La perche

par Pascal Jacob

Les équilibres sur des perches sont attestés en Chine depuis le règne de la dynastie Song. L’utilisation d’un agrès destiné à relier symboliquement deux corps, mais également à fragiliser leurs équilibres respectifs, renforce la dimension allégorique de la performance. La perche est un trait d’union entre deux existences, mais c’est aussi un bel agrès, prétexte à des enchaînements techniques très spectaculaires. Un exercice classique des bateleurs du Rajasthan consiste à se tenir en équilibre ventral au sommet d’une perche de bambou de plusieurs mètres de hauteur. Une prouesse similaire consiste à faire grimper un enfant tout en haut d’une perche de bambou surmontée d’une toute petite plateforme, tenue à bout de bras par un porteur : le contraste est saisissant entre la légèreté apparente de l’enfant, la longueur du bambou et l’impression d’extrême vulnérabilité qui se dégage de la prouesse complète. Un artiste Japonais, Hayatake Torakichi, présente vers 1857 un numéro identifié comme "Kyokuzashi", deux longs bambous portés en équilibre sur les épaules au sommet desquels se tient un acrobate, un jongleur ou un transformiste… Comme un écho à ces prouesses, un rouleau peint de la période Edo (1615-1868) conservé au Metropolitan Museum de New York montre également des acrobates en équilibre sur une longue perche ancrée au sol.

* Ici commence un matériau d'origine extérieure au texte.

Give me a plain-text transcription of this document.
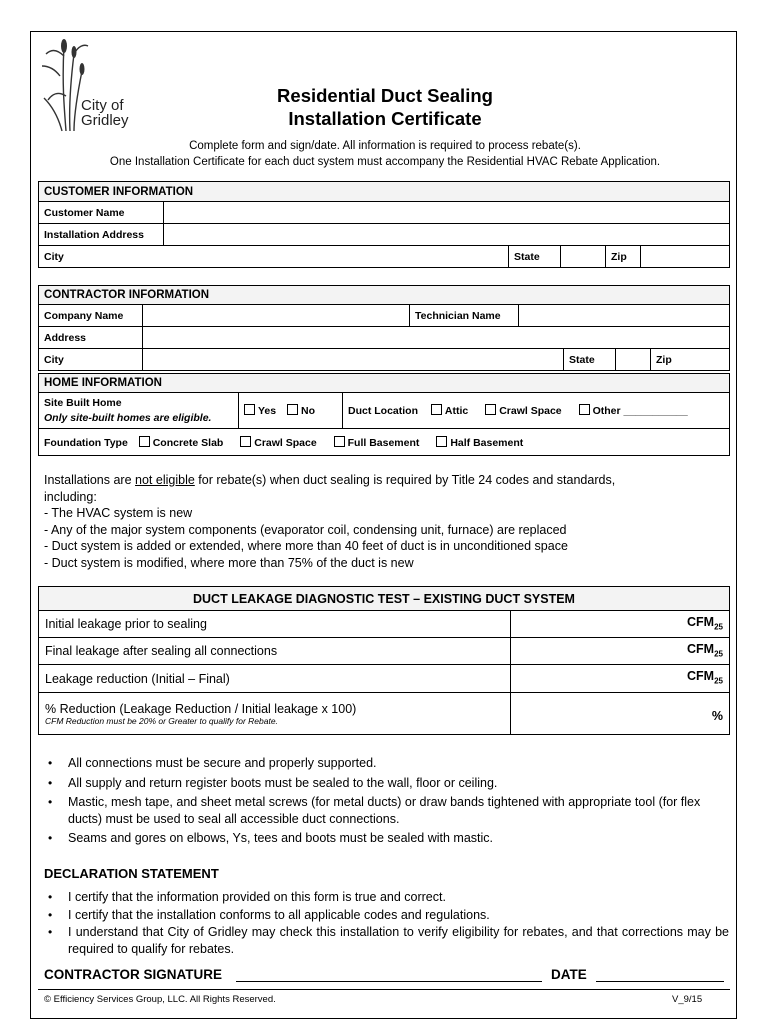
City of
Gridley
Residential Duct Sealing
Installation Certificate
Complete form and sign/date. All information is required to process rebate(s).
One Installation Certificate for each duct system must accompany the Residential HVAC Rebate Application.
CUSTOMER INFORMATION					
Customer Name					
Installation Address					
City		State		Zip	
CONTRACTOR INFORMATION						
Company Name		Technician Name				
Address						
City				State		Zip
HOME INFORMATION

Site Built Home
Only site-built homes are eligible.
	Yes No	Duct Location	Attic	Crawl Space	Other ___________
Foundation Type Concrete Slab	Crawl Space	Full Basement	Half Basement
Installations are not eligible for rebate(s) when duct sealing is required by Title 24 codes and standards,
including:
- The HVAC system is new
- Any of the major system components (evaporator coil, condensing unit, furnace) are replaced
- Duct system is added or extended, where more than 40 feet of duct is in unconditioned space
- Duct system is modified, where more than 75% of the duct is new
DUCT LEAKAGE DIAGNOSTIC TEST – EXISTING DUCT SYSTEM	
Initial leakage prior to sealing	$CFM_{25}$
Final leakage after sealing all connections	$CFM_{25}$
Leakage reduction (Initial – Final)	$CFM_{25}$

% Reduction (Leakage Reduction / Initial leakage x 100)
CFM Reduction must be 20% or Greater to qualify for Rebate.	%
• All connections must be secure and properly supported.
• All supply and return register boots must be sealed to the wall, floor or ceiling.
• Mastic, mesh tape, and sheet metal screws (for metal ducts) or draw bands tightened with appropriate tool (for flex ducts) must be used to seal all accessible duct connections.
• Seams and gores on elbows, Ys, tees and boots must be sealed with mastic.
DECLARATION STATEMENT
• I certify that the information provided on this form is true and correct.
• I certify that the installation conforms to all applicable codes and regulations.
• I understand that City of Gridley may check this installation to verify eligibility for rebates, and that corrections may be required to qualify for rebates.
CONTRACTOR SIGNATURE	DATE
© Efficiency Services Group, LLC. All Rights Reserved.	V_9/15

Le jeu des bannières, une spécialité chinoise dédiée initialement aux cérémonies traditionnelles et aux parades de rue, est un succédané du travail à la perche, mais il consiste avant tout à manipuler des bambous de neuf mètres de haut décorés de longues pièces de soie aux couleurs vives que les porteurs placent en équilibre frontal, sur l’épaule où qu’ils se lancent sur de plus ou moins longues distances pour créer un étonnant ballet, entre force et adresse.

 

Une technique rare

En Occident le travail à la perche, assez rare à l’aune des autres disciplines, ne connaît pas vraiment de frontières. Dans les années 1970, les Kalikoas et les Siberas se sont régulièrement produits en France avec des numéros similaires conjuguant la performance, un soupçon de dramatisation et une touche d’humour. En 1999, à l’occasion de la création du Barnum’s Kaleidoscape, le duo d’origine bulgare Petrov complique la technique de la perche en effectuant une ascension sur câble oblique et un développé sur fil tendu. Les Kailafov, une troupe familiale russe, présente un numéro où les perches sont assemblées à vue pour composer de nouvelles architectures toujours plus complexes, prétextes à des équilibres spectaculaires à très grande hauteur. La troupe militaire de la province du Guangdong a longtemps eu à son répertoire un collectif de perches, portées à l’épaule par des acrobates en équilibre instable sur des sphères de bois. Les voltigeurs au sommet de chacune des perches enchaînaient les figures et les sauts d’un agrès à l’autre…
La discipline n’est pas vraiment enseignée dans les écoles occidentales, mais il est probable qu’une évolution technique et stylistique interviendra dans les prochaines décennies, motivée par des possibilités artistiques encore largement inexplorées.